From the Isle of Dogs to Helmand Province
By Aidan Jones
The thud of helicopter blades cascades into the emergency room, followed by a bleary tannoy announcing the arrival of casualties.
Dozens of military medics move to their stations, aprons fastened over their uniforms.
Three seriously injured men are carried into the hospital on stretchers; two bloodied British troops and a bearded Afghan, his shirt ripped open screaming in a foreign language.
One of the soldiers is unconscious the other shivers, blood spurting from his leg; his foot is detached below the knee and rests on the stretcher, still in its boot.
The grim procession of injured and dead continues to pass for twenty minutes.
It is a macabre scene but fortunately, for now, it is fake.
The sound of the helicopter is a recording and the casualties are actors in elaborate make-up, including amputees and 'afghans' hired for the weekend training exercise.
But that all changed on Tuesday when nearly 200 NHS staff - members of the Territorial Army's 256 Field Hospital - swapped the cavernous hanger in Strensall, Yorkshire, for Camp Bastion in the heart of Taliban territory in Helmand, Afghanistan.
"We're going to see a lot of traumatic injuries - amputations, serious burns caused by IEDs (improvised explosive devices)," says Captain Sian Page, 28, of Blackwall, Isle of Dogs, who in civilian life is a sister in London's busiest A&E department at the Royal London in Whitechapel.
"In London we see a lot of blunt trauma type wounds caused by stabbings, falls that kind of thing.
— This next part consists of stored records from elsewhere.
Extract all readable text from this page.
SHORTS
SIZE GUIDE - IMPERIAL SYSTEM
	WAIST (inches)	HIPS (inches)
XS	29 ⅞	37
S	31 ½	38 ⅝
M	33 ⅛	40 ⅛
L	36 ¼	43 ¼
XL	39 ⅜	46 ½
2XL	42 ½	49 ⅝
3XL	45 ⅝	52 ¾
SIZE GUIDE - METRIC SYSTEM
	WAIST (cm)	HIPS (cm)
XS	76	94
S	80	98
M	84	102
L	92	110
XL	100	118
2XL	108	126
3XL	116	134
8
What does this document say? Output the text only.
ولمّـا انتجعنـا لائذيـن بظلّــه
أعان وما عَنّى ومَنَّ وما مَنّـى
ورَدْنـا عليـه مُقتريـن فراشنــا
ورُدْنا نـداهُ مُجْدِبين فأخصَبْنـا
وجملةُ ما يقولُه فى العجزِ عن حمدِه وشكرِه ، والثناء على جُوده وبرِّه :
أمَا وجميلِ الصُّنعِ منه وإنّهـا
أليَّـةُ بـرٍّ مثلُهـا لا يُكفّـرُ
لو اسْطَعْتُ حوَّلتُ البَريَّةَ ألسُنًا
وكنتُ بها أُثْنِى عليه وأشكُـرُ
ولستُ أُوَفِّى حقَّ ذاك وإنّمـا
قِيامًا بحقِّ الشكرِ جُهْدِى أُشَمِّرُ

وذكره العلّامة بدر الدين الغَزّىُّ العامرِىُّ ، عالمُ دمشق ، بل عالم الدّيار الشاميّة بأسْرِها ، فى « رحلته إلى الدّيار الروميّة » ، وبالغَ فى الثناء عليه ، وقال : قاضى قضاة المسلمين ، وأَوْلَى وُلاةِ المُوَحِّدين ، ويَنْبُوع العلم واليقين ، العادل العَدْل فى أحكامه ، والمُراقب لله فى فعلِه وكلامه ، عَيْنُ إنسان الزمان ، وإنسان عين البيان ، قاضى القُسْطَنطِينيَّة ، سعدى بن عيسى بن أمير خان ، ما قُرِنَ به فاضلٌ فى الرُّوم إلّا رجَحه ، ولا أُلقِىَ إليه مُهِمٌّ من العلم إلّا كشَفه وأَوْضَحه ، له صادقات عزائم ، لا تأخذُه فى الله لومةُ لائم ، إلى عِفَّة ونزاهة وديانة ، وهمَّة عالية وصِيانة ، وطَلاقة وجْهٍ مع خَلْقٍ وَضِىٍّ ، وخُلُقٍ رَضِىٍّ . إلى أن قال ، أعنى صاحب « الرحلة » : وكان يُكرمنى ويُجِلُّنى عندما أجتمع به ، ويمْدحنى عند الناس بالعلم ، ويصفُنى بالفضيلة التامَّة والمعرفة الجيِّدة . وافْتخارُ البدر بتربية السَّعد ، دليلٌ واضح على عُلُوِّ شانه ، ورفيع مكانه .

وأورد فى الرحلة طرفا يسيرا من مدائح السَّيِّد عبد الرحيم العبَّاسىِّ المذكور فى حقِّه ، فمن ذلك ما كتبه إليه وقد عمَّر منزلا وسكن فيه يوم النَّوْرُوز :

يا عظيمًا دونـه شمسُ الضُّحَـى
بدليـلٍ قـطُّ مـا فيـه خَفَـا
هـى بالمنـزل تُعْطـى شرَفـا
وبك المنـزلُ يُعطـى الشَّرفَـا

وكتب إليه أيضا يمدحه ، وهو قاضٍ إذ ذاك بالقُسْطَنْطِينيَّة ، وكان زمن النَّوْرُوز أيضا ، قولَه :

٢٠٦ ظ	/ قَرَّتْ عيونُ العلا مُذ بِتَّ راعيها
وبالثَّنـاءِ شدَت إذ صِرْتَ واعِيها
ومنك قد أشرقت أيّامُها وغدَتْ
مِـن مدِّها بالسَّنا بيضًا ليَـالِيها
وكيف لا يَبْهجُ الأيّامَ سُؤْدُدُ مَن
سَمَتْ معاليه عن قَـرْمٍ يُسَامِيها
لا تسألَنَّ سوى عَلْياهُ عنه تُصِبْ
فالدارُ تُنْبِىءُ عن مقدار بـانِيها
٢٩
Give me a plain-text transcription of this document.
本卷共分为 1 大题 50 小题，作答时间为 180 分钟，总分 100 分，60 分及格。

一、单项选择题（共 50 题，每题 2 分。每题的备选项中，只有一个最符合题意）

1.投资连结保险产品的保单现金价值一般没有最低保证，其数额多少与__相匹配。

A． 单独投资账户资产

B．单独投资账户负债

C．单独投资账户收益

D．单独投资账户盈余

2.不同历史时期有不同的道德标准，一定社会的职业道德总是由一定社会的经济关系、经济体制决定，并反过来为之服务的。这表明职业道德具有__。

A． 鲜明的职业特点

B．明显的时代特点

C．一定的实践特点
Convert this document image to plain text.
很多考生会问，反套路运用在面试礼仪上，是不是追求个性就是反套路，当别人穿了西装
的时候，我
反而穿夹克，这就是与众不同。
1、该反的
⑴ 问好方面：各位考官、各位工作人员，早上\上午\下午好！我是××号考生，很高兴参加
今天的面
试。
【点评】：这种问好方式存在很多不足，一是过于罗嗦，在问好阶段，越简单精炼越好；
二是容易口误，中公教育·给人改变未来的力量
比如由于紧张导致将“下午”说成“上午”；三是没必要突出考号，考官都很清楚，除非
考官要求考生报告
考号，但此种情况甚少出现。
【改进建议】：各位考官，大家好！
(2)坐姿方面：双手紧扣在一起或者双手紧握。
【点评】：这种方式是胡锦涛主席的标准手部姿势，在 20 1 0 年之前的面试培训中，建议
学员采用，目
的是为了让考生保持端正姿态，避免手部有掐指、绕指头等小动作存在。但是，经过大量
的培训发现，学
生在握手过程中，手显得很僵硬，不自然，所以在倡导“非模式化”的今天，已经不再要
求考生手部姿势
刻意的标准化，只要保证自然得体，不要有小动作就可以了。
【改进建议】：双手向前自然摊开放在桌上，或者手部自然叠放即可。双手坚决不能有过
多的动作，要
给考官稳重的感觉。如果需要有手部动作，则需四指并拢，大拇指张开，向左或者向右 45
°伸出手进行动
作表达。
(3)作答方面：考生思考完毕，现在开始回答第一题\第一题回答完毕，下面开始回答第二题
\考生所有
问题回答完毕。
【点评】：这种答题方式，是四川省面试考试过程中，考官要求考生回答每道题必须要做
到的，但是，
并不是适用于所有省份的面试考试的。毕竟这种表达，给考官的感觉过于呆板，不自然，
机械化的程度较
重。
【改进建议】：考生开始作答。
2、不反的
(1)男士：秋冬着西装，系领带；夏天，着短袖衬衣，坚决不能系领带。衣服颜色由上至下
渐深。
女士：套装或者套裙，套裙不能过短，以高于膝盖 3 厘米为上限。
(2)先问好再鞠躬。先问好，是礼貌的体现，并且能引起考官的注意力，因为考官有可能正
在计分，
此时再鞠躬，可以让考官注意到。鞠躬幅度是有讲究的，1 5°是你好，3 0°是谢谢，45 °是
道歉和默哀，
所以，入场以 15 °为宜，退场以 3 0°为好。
But we're prepared to treat very different, and more severe, injuries out there.
"We'll also treat locals, including children and some Taliban fighters who are brought through the door."
This summer Camp Bastion's field hospital has treated some of the worst injuries inflicted since the start of the 2001 conflict in Afghanistan.
Over 80 soldiers have been killed in operations since the start of 2009 and around 100 admitted to the field hospital in the most serious conditions, the majority after stepping on IEDs laid by the Taliban.
The result can require double or triple amputations.
While they may not have encountered similar injuries before, 256 medics are all already highly skilled surgeons, nurses, consultants and other hospital staff serving the NHS across London and the south-east.
The object of the Strensall exercise is to test their teamwork, not clinical skills.
Divided into departments the hangar is a scale representation of the medical facilities in Camp Bastion, where the International Security Assistance Force (ISAF) forces receive round-the-clock 'gold standard' care.
The mock-up is well regarded by the US military who send their Naval medics to Strensall for pre-deployment training.
"There's nothing like this in the U.S," says US Navy Lieutenant Commander Gregg Gellman.
"It brings the different units together and helps us bond and learn the differences in how we work... and speak."
In Bastion the medical expertise is so good that there are reports of 'miracle survivals' - horrendous multiple amputations which would have resulted in death just a decade ago.
Over their three month deployment the staff from 256 will hone their skills in handling traumatic injuries.
Capt Page, who has been in the TA for six-and-half years, hopes to pass those skills onto the NHS on her return.
"I'm sure I'll learn things I can bring back. The care for trauma at Camp Bastion is about as good as you will find anywhere," she says.
The care will extend to local Afghans - including the Taliban - who as the Ministry of Defence lines say have come into 'contact' with British forces.
It means British medics may be asked to carry out life saving surgery on the enemy, perhaps the same person who has planted an IED or shot British troops.
The Geneva Convention binds the army to that commitment, but several conversations suggests that saving the enemy at times sits uneasily with the 256.
"We're human beings and everyone has an opinion on that," says Corporal Kevin Cairney, 28, diplomatically.
"But as medics we also occupy the moral high ground in a way - we will treat everyone equally, we're there to do collateral goodness."
There is a mixture of excitement and trepidation as deployment nears, with the reservists aware that the gruesome injuries and relentless hours in the desert camp will be a gruelling test of their skills and temperament.
All will miss family and friends over Christmas, but the camaraderie on display in Strensall will go someone to filling the gap.
"I am nervous, it's a big personal test," explains Capt Page. "I don't know what I'm going to face. It's a huge test of my skills and experience.
"But we've trained hard for this and I just want to get out there and get to work."